Как я и предполагала, наша встреча с Алиной ситуацию не прояснила. Но личность Еремы для меня как бы высветилась новой гранью. Он стал казаться мне человеком с двойным дном. Действительно, много хохмил, но мало говорил о важных для него вещах. Эти его постоянные недосказанности… И ключ, который он попросил «если что» передать матери…

Ключ! Как же я про него забыла!

Дома я первым делом бросилась искать ключ, который вручил мне Ерема. Но… ключа не было. Я перетряхнула пляжную сумку, вывернула карманы джинсов и «бермуды». Постиранные вещи еще висели на балконе, значит, ключ, точно, не запутался в носке или в купальнике. Похоже, где-то выронила, растяпа! Утешало одно – Ерема сказал, денег в ячейке нет. Ладно, как-нибудь потом займусь этим. Он вроде бы говорил, что сбербанк где-то неподалеку от его дома. Найду. Напишу заявление о потере ключа. Не горит…

На следующий день мне позвонил Павел и пригласил на похороны Еремея.

За три месяца до…

Яна решила больше не заниматься мутной конторой, которая принимает на непонятную работу немодельных женщин. Она поняла, что ненароком залезла не в свой огород. Время сейчас стремное, лучше не соваться куда не следует со своим любопытством. Статью об агентствах занятости написала на других примерах. Но естественное журналистское любопытство не оставляло. Она связалась с невзрачной Верой. Та сразу развеяла ее смутные подозрения. Вера пребывала в щенячьем восторге, готовилась к первой командировке.

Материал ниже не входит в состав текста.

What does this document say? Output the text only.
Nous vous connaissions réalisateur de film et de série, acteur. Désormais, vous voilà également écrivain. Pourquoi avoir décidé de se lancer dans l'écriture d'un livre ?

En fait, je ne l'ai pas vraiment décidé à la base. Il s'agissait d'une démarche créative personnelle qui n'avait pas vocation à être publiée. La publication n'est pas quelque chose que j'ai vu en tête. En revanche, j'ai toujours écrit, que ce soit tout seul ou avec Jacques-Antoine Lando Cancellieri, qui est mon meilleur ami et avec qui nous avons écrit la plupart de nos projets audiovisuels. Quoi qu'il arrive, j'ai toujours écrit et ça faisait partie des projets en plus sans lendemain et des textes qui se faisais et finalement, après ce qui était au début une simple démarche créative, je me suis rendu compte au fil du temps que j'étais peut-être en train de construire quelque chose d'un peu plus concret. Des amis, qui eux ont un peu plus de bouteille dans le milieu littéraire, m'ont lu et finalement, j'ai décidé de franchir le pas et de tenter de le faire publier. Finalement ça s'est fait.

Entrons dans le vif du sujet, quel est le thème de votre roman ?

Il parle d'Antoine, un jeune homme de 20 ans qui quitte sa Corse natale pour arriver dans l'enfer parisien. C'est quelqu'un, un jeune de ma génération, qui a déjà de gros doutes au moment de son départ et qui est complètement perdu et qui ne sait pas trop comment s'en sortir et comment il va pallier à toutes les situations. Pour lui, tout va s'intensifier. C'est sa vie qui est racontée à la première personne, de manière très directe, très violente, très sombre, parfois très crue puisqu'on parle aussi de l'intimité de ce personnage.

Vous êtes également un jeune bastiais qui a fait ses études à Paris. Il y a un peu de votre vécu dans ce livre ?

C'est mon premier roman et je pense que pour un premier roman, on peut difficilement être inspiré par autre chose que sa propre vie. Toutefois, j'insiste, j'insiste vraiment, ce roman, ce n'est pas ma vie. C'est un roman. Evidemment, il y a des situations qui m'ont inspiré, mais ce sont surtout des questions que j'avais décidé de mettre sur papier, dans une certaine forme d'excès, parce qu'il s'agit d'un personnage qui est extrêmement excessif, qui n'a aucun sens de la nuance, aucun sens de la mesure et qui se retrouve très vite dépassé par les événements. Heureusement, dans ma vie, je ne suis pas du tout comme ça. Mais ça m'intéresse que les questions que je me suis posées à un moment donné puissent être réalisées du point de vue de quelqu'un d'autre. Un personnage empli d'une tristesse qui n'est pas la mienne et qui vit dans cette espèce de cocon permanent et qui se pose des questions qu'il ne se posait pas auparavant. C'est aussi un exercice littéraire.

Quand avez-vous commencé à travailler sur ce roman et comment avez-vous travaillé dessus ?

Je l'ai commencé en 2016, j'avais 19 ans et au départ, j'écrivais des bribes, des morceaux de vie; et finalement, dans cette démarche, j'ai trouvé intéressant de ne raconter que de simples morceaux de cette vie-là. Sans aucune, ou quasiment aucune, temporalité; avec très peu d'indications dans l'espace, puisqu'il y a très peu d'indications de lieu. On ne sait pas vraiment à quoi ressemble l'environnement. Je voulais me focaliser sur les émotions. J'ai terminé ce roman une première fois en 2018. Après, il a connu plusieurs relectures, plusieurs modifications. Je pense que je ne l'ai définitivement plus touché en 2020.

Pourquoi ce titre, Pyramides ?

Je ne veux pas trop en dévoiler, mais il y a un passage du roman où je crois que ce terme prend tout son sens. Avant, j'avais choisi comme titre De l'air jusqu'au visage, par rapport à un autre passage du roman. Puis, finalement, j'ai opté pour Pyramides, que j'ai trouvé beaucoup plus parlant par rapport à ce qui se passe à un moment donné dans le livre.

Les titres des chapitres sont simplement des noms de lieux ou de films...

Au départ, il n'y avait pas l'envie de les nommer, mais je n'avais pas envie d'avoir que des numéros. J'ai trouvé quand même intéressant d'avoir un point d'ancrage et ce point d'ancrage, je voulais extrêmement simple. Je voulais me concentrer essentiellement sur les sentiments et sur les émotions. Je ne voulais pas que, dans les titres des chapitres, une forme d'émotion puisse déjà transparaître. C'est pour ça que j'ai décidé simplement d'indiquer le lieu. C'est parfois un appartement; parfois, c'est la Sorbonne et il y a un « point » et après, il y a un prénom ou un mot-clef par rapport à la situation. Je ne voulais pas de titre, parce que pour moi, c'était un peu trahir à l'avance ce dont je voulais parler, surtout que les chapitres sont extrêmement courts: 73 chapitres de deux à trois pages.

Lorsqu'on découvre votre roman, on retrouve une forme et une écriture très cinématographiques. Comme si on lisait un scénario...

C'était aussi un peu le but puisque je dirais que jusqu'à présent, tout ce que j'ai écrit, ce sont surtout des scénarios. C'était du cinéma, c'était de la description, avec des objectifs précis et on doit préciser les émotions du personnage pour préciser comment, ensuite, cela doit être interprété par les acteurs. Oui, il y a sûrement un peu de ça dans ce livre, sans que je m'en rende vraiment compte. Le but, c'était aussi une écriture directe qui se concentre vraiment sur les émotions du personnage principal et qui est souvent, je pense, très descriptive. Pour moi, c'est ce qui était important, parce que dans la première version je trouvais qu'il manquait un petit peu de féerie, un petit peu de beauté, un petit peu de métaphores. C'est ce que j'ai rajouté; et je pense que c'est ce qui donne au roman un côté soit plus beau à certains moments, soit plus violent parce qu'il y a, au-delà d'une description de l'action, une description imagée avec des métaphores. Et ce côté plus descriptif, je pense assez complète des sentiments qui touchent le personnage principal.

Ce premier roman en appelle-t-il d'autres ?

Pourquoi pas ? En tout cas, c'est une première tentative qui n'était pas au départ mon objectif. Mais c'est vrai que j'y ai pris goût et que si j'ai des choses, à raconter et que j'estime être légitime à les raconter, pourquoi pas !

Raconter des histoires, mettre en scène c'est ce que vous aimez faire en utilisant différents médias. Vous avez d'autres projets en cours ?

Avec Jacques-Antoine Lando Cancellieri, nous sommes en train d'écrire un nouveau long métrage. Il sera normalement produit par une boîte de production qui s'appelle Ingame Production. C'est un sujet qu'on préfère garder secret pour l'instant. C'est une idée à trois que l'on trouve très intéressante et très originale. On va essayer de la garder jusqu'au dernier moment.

– Все, в общем, прекрасно… – щебетала счастливая девушка.

– Почему «в общем»? – Яну зацепило это слово. – Что-то не так?

– Нет, нет… – слегка замялась Вера, – я еще сама не все знаю. Давай как-нибудь потом встретимся. Поговорим.

– Хорошо, – согласилась Яна, – будет время, звони.

Но репортерская жизнь, как скорый поезд. И соседи постоянно меняются, и пейзаж за окном поминутно другой, поэтому не часто вспоминаешь о том отрезке пути, который с кем-то уже проехала. Она так и не собралась позвонить Вере. И Вера тоже не объявлялась.

Яна уже стала забывать случайную встречу, когда неожиданно увидела в родной газете фотографию: Агния среди каких-то деловых людей. Яна сразу ее узнала. Вспомнила самоуверенную блондинку, которая хмуро писала заявление о приеме на работу. Посмотрела на подпись к снимку – сотрудники городской мэрии на благотворительном вечере. Подошла к коллеге, которая готовила заметку, показала на фото Агнии:

– Кто это?

– Да ты чего?! – удивилась она. – Это же жена Кузьмы Брагина.

– Того самого, что на квасном патриотизма продвинулся? – вспомнила Яна лидера патриотических движений, поддерживаемого правящей партией.

– Ага. Пробивной малый. Карьерист, но с идеями.

– Да, я помню, помешан на патриархальных ценностях. Домострой. Устав Ярослава Мудрого… То, се…

– Ага, – подтвердила коллега, – считает русскую семью оплотом отечества. Жена у него, как у Цезаря, вне подозрений. Помнишь его знаменитое высказывание: «Худую женку из дома вон!» – в смысле, плохую, а не тощую. У него, сама видишь, жена очень даже в теле.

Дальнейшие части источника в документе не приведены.